Norris was born around Prattville, Alabama, in 1917, according to his nephew, Mack Johnson.
Norris, his parents, and his nine siblings relocated to Gaston County in the 1920s, Johnson said.
At that time, the interstate did not yet exist.
According to Jones, Norris shared with him that he and his family had piled into three Model T cars, and took back roads the whole way to Gaston County, a drive that took them three days in total.
Today, the drive from Prattville to Gastonia could take as little as two and a half hours, according to Google maps.Norris went on to work at Cramerton Mills in his early '20s.
The textile mill was, “responsible for making Army khaki for soldiers during WWII,” according to information from the Gaston County Public Library.
During his time at Cramerton Mills, which coincided with WWII, Norris lost his eyesight to an eye infection.
Because of the war efforts, “a lot of antibiotics were going overseas,” Johnson said.
The lack of access to medication is believed to be the cause of Norris’ blindness, according to Johnson.
Cramerton Mills did not let Norris go despite his loss of eyesight.
The mill found something else for him to do, and he continued to work there for several years after that, Johnson said.
Oscar and ham radio
“He had a lot of spare time when he was younger, but he had a lot of energy,” Johnson said.
Norris got his amateur or ‘ham’ radio license in the 1940s, after being introduced to the hobby by family members, according to Harvey.
“A lot of people have told me Oscar was their first contact on air,” Harvey said. “I can’t count how many people have told me that.”
Norris is what the amateur radio operators would call an Elmer, according to Harvey.
An Elmer is someone who teaches others how to operate a ham radio.
When Tony Jones met Norris for the first time at 14-years-old, “he handed me a book and said, ‘get your ham radio license,’” Jones said.
Mike Harvey met Norris for the first time on the air, where Norris was one of his first contacts.
According to Harvey, most people on the air didn’t know about Norris’ blindness because he could offer directions through Gaston County with amazing accuracy.
Norris frequently used high frequency and DMR waves to talk with people all over the world.
When he went to live at Courtland Terrace, an assisted living facility in Gastonia, they even allowed Norris to put up an antenna, so he could continue talking to people on the air.
Just ham radio
According to Jones, amateur radio is not a dying hobby.
When Norris first got into ham radio, hams (as some amateur radio operators call themselves) were required to learn Morse code to obtain a license.
However, the FCC no longer requires a ham to know Morse code in order to get a license.
Without that requirement, many new ham radio operators have joined the airwaves over the years, Jones said.
Harvey, who largely uses Morse code and does long distance operations, said that when he reaches out, “It’s just a bunch of other old guys doing the same thing, drinking their coffee.”
Local amateur radio operators also provide services to their communities, according to Jones.
Local ham radio societies help create weather alerts in the event of a tornado warning or other severe weather event, help with local events like parades, and can also use their radios without electricity, allowing them to radio for help in catastrophic events.

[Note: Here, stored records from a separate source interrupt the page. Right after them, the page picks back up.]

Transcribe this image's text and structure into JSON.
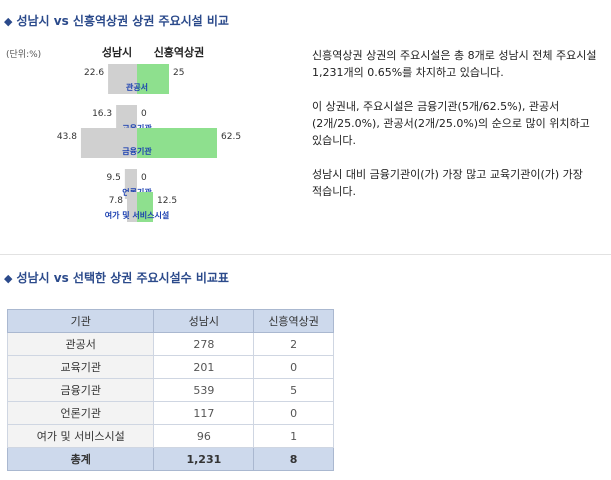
{
  "section1": {
    "title": "성남시 vs 신흥역상권 상권 주요시설 비교"
  },
  "section2": {
    "title": "성남시 vs 선택한 상권 주요시설수 비교표"
  },
  "chart_data": {
    "type": "bar",
    "unit_label": "(단위:%)",
    "categories": [
      "관공서",
      "교육기관",
      "금융기관",
      "언론기관",
      "여가 및 서비스시설"
    ],
    "series": [
      {
        "name": "성남시",
        "values": [
          22.6,
          16.3,
          43.8,
          9.5,
          7.8
        ],
        "value_labels": [
          "22.6",
          "16.3",
          "43.8",
          "9.5",
          "7.8"
        ],
        "color": "#d0d0d0"
      },
      {
        "name": "신흥역상권",
        "values": [
          25,
          0,
          62.5,
          0,
          12.5
        ],
        "value_labels": [
          "25",
          "0",
          "62.5",
          "0",
          "12.5"
        ],
        "color": "#8ee08e"
      }
    ],
    "label_color": "#1a3fb0"
  },
  "description": {
    "p1": "신흥역상권 상권의 주요시설은 총 8개로 성남시 전체 주요시설 1,231개의 0.65%를 차지하고 있습니다.",
    "p2": "이 상권내, 주요시설은 금융기관(5개/62.5%), 관공서(2개/25.0%), 관공서(2개/25.0%)의 순으로 많이 위치하고 있습니다.",
    "p3": "성남시 대비 금융기관이(가) 가장 많고 교육기관이(가) 가장 적습니다."
  },
  "table": {
    "headers": [
      "기관",
      "성남시",
      "신흥역상권"
    ],
    "rows": [
      [
        "관공서",
        "278",
        "2"
      ],
      [
        "교육기관",
        "201",
        "0"
      ],
      [
        "금융기관",
        "539",
        "5"
      ],
      [
        "언론기관",
        "117",
        "0"
      ],
      [
        "여가 및 서비스시설",
        "96",
        "1"
      ]
    ],
    "total": [
      "총계",
      "1,231",
      "8"
    ]
  }
}
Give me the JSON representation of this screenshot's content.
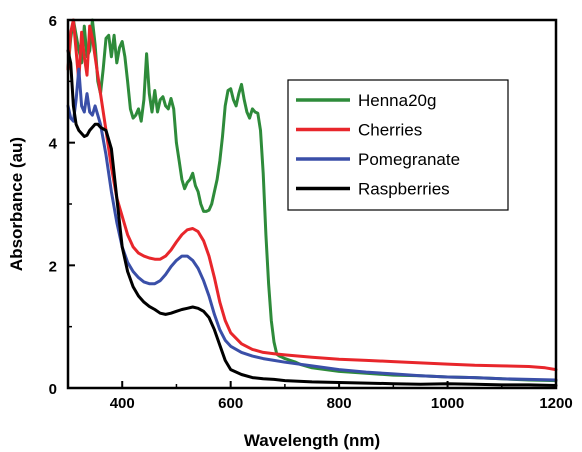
{
  "chart_data": {
    "type": "line",
    "xlabel": "Wavelength (nm)",
    "ylabel": "Absorbance (au)",
    "xlim": [
      300,
      1200
    ],
    "ylim": [
      0,
      6
    ],
    "x_ticks": [
      400,
      600,
      800,
      1000,
      1200
    ],
    "y_ticks": [
      0,
      2,
      4,
      6
    ],
    "legend_position": "upper-right",
    "grid": false,
    "series": [
      {
        "name": "Henna20g",
        "color": "#2e8b3a",
        "x": [
          300,
          305,
          310,
          318,
          325,
          330,
          335,
          340,
          345,
          350,
          355,
          360,
          365,
          370,
          375,
          380,
          385,
          390,
          395,
          400,
          405,
          410,
          415,
          420,
          425,
          430,
          435,
          440,
          445,
          450,
          455,
          460,
          465,
          470,
          475,
          480,
          485,
          490,
          495,
          500,
          505,
          510,
          515,
          520,
          525,
          530,
          535,
          540,
          545,
          550,
          555,
          560,
          565,
          570,
          575,
          580,
          585,
          590,
          595,
          600,
          605,
          610,
          615,
          620,
          625,
          630,
          635,
          640,
          645,
          650,
          655,
          660,
          665,
          670,
          675,
          680,
          685,
          690,
          695,
          700,
          710,
          720,
          730,
          750,
          800,
          850,
          900,
          950,
          1000,
          1050,
          1100,
          1150,
          1200
        ],
        "y": [
          5.2,
          5.7,
          6.0,
          5.6,
          5.3,
          5.9,
          5.4,
          5.5,
          6.0,
          5.6,
          5.0,
          4.8,
          5.2,
          5.7,
          5.75,
          5.4,
          5.75,
          5.3,
          5.55,
          5.65,
          5.4,
          5.0,
          4.55,
          4.4,
          4.45,
          4.55,
          4.35,
          4.7,
          5.45,
          4.8,
          4.5,
          4.85,
          4.5,
          4.7,
          4.75,
          4.6,
          4.55,
          4.72,
          4.55,
          4.0,
          3.7,
          3.4,
          3.25,
          3.35,
          3.4,
          3.5,
          3.3,
          3.2,
          3.0,
          2.88,
          2.88,
          2.9,
          3.0,
          3.2,
          3.4,
          3.7,
          4.1,
          4.6,
          4.85,
          4.88,
          4.7,
          4.6,
          4.8,
          4.95,
          4.7,
          4.5,
          4.4,
          4.55,
          4.5,
          4.48,
          4.2,
          3.5,
          2.5,
          1.7,
          1.1,
          0.75,
          0.55,
          0.52,
          0.5,
          0.48,
          0.45,
          0.42,
          0.38,
          0.33,
          0.27,
          0.24,
          0.21,
          0.2,
          0.18,
          0.17,
          0.15,
          0.13,
          0.12
        ]
      },
      {
        "name": "Cherries",
        "color": "#e8262b",
        "x": [
          300,
          305,
          310,
          315,
          320,
          325,
          330,
          335,
          340,
          345,
          350,
          360,
          370,
          380,
          390,
          400,
          410,
          420,
          430,
          440,
          450,
          460,
          470,
          480,
          490,
          500,
          510,
          520,
          530,
          540,
          550,
          560,
          570,
          580,
          590,
          600,
          620,
          640,
          660,
          680,
          700,
          750,
          800,
          850,
          900,
          950,
          1000,
          1050,
          1100,
          1150,
          1180,
          1200
        ],
        "y": [
          5.2,
          5.8,
          6.0,
          5.5,
          5.0,
          5.8,
          5.4,
          5.1,
          5.9,
          5.7,
          5.4,
          4.8,
          4.2,
          3.6,
          3.1,
          2.8,
          2.5,
          2.3,
          2.2,
          2.15,
          2.12,
          2.1,
          2.1,
          2.15,
          2.25,
          2.38,
          2.5,
          2.58,
          2.6,
          2.55,
          2.4,
          2.15,
          1.8,
          1.4,
          1.1,
          0.9,
          0.72,
          0.63,
          0.58,
          0.56,
          0.54,
          0.5,
          0.47,
          0.45,
          0.43,
          0.41,
          0.39,
          0.37,
          0.36,
          0.35,
          0.33,
          0.3
        ]
      },
      {
        "name": "Pomegranate",
        "color": "#3a4fa8",
        "x": [
          300,
          305,
          310,
          315,
          320,
          325,
          330,
          335,
          340,
          345,
          350,
          360,
          370,
          380,
          390,
          400,
          410,
          420,
          430,
          440,
          450,
          460,
          470,
          480,
          490,
          500,
          510,
          520,
          530,
          540,
          550,
          560,
          570,
          580,
          590,
          600,
          620,
          640,
          660,
          680,
          700,
          750,
          800,
          850,
          900,
          950,
          1000,
          1050,
          1100,
          1150,
          1200
        ],
        "y": [
          4.6,
          4.4,
          4.35,
          4.7,
          5.2,
          4.6,
          4.5,
          4.8,
          4.5,
          4.45,
          4.6,
          4.3,
          3.8,
          3.2,
          2.7,
          2.3,
          2.05,
          1.9,
          1.8,
          1.73,
          1.7,
          1.7,
          1.75,
          1.85,
          1.98,
          2.08,
          2.15,
          2.15,
          2.08,
          1.95,
          1.75,
          1.5,
          1.2,
          0.95,
          0.78,
          0.68,
          0.58,
          0.52,
          0.48,
          0.45,
          0.42,
          0.36,
          0.3,
          0.26,
          0.23,
          0.2,
          0.18,
          0.17,
          0.15,
          0.14,
          0.13
        ]
      },
      {
        "name": "Raspberries",
        "color": "#000000",
        "x": [
          300,
          305,
          310,
          315,
          320,
          325,
          330,
          335,
          340,
          345,
          350,
          355,
          360,
          370,
          380,
          390,
          400,
          410,
          420,
          430,
          440,
          450,
          460,
          470,
          480,
          490,
          500,
          510,
          520,
          530,
          540,
          550,
          560,
          570,
          580,
          590,
          600,
          620,
          640,
          660,
          680,
          700,
          750,
          800,
          850,
          900,
          950,
          1000,
          1050,
          1100,
          1150,
          1200
        ],
        "y": [
          5.5,
          5.3,
          4.6,
          4.3,
          4.2,
          4.15,
          4.1,
          4.12,
          4.2,
          4.25,
          4.3,
          4.3,
          4.25,
          4.2,
          3.9,
          3.1,
          2.3,
          1.9,
          1.65,
          1.5,
          1.4,
          1.33,
          1.28,
          1.22,
          1.2,
          1.22,
          1.25,
          1.28,
          1.3,
          1.32,
          1.3,
          1.25,
          1.15,
          0.95,
          0.7,
          0.45,
          0.3,
          0.22,
          0.17,
          0.15,
          0.14,
          0.12,
          0.1,
          0.09,
          0.08,
          0.07,
          0.06,
          0.07,
          0.06,
          0.05,
          0.05,
          0.04
        ]
      }
    ]
  }
}
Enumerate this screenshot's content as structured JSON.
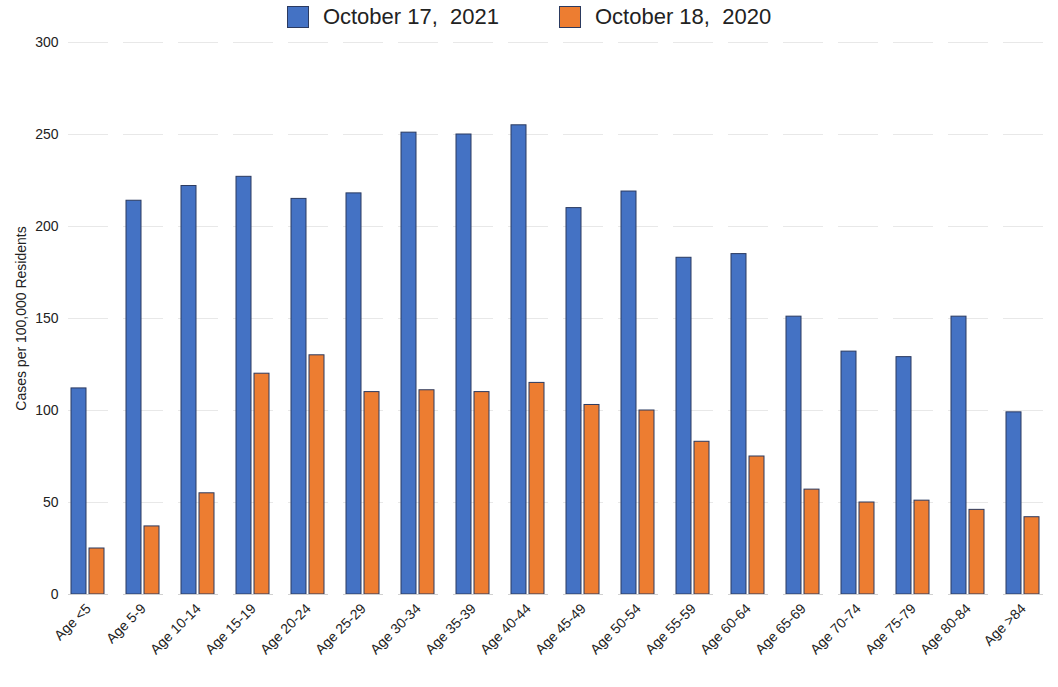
{
  "chart_data": {
    "type": "bar",
    "y_label": "Cases per 100,000 Residents",
    "categories": [
      "Age <5",
      "Age 5-9",
      "Age 10-14",
      "Age 15-19",
      "Age 20-24",
      "Age 25-29",
      "Age 30-34",
      "Age 35-39",
      "Age 40-44",
      "Age 45-49",
      "Age 50-54",
      "Age 55-59",
      "Age 60-64",
      "Age 65-69",
      "Age 70-74",
      "Age 75-79",
      "Age 80-84",
      "Age >84"
    ],
    "series": [
      {
        "name": "October 17,  2021",
        "color": "#4472c4",
        "values": [
          112,
          214,
          222,
          227,
          215,
          218,
          251,
          250,
          255,
          210,
          219,
          183,
          185,
          151,
          132,
          129,
          151,
          99
        ]
      },
      {
        "name": "October 18,  2020",
        "color": "#ed7d31",
        "values": [
          25,
          37,
          55,
          120,
          130,
          110,
          111,
          110,
          115,
          103,
          100,
          83,
          75,
          57,
          50,
          51,
          46,
          42
        ]
      }
    ],
    "ylim": [
      0,
      300
    ],
    "yticks": [
      0,
      50,
      100,
      150,
      200,
      250,
      300
    ],
    "grid": true,
    "legend": "top"
  }
}
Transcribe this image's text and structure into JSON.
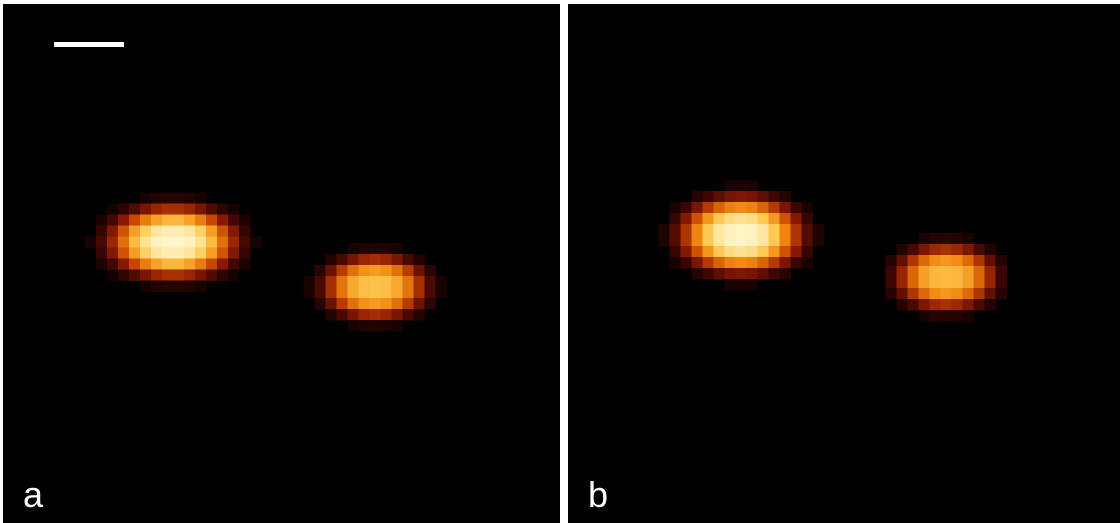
{
  "panels": [
    {
      "id": "a",
      "label": "a",
      "has_scale_bar": true
    },
    {
      "id": "b",
      "label": "b",
      "has_scale_bar": false
    }
  ],
  "colors": {
    "background": "#000000",
    "separator": "#ffffff",
    "label": "#ffffff",
    "colormap": [
      "#000000",
      "#3a0500",
      "#8a1a00",
      "#c84a00",
      "#f08a10",
      "#ffc850",
      "#fff5c8"
    ]
  }
}
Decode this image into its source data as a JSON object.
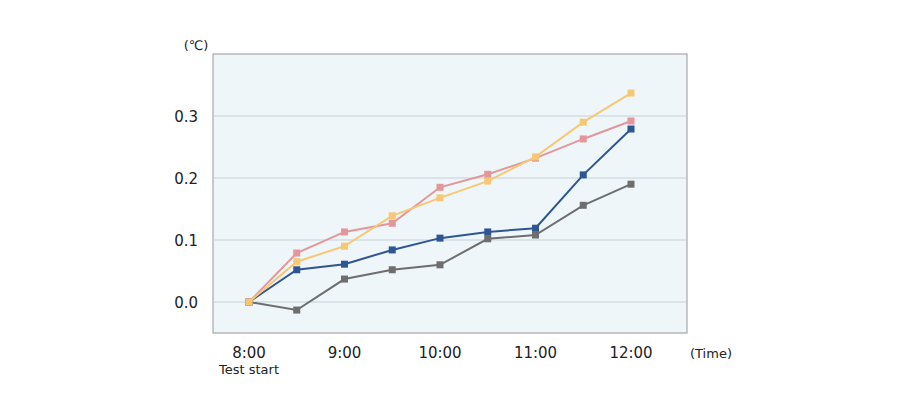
{
  "chart_data": {
    "type": "line",
    "y_label": "(℃)",
    "x_label": "(Time)",
    "annotation": "Test start",
    "categories": [
      "8:00",
      null,
      "9:00",
      null,
      "10:00",
      null,
      "11:00",
      null,
      "12:00"
    ],
    "series": [
      {
        "color": "#6e6e6e",
        "values": [
          0,
          -0.013,
          0.037,
          0.052,
          0.06,
          0.102,
          0.108,
          0.156,
          0.19
        ]
      },
      {
        "color": "#2f5592",
        "values": [
          0,
          0.052,
          0.061,
          0.084,
          0.103,
          0.113,
          0.119,
          0.205,
          0.279
        ]
      },
      {
        "color": "#e5969a",
        "values": [
          0,
          0.079,
          0.113,
          0.127,
          0.185,
          0.206,
          0.232,
          0.263,
          0.292
        ]
      },
      {
        "color": "#f8c774",
        "values": [
          0,
          0.065,
          0.09,
          0.139,
          0.168,
          0.195,
          0.234,
          0.29,
          0.337
        ]
      }
    ],
    "ylim": [
      -0.05,
      0.4
    ],
    "yticks": [
      {
        "value": 0,
        "label": "0.0"
      },
      0.1,
      0.2,
      0.3
    ],
    "grid": true,
    "marker": "square"
  }
}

Oscar was married in 1960 to his wife, Isabel Norris, who passed away in the '80s, according to Johnson.
In addition to his passion for ham radio, Norris also loved to work on bikes and listen to Atlanta Braves games.
Norris ran a bike shop for many years, and even after becoming blind, he could disassemble and perfectly repair bicycles, Jones said.
Norris’ family and friends plan to celebrate his 106th birthday at a party on Saturday, Sept. 23.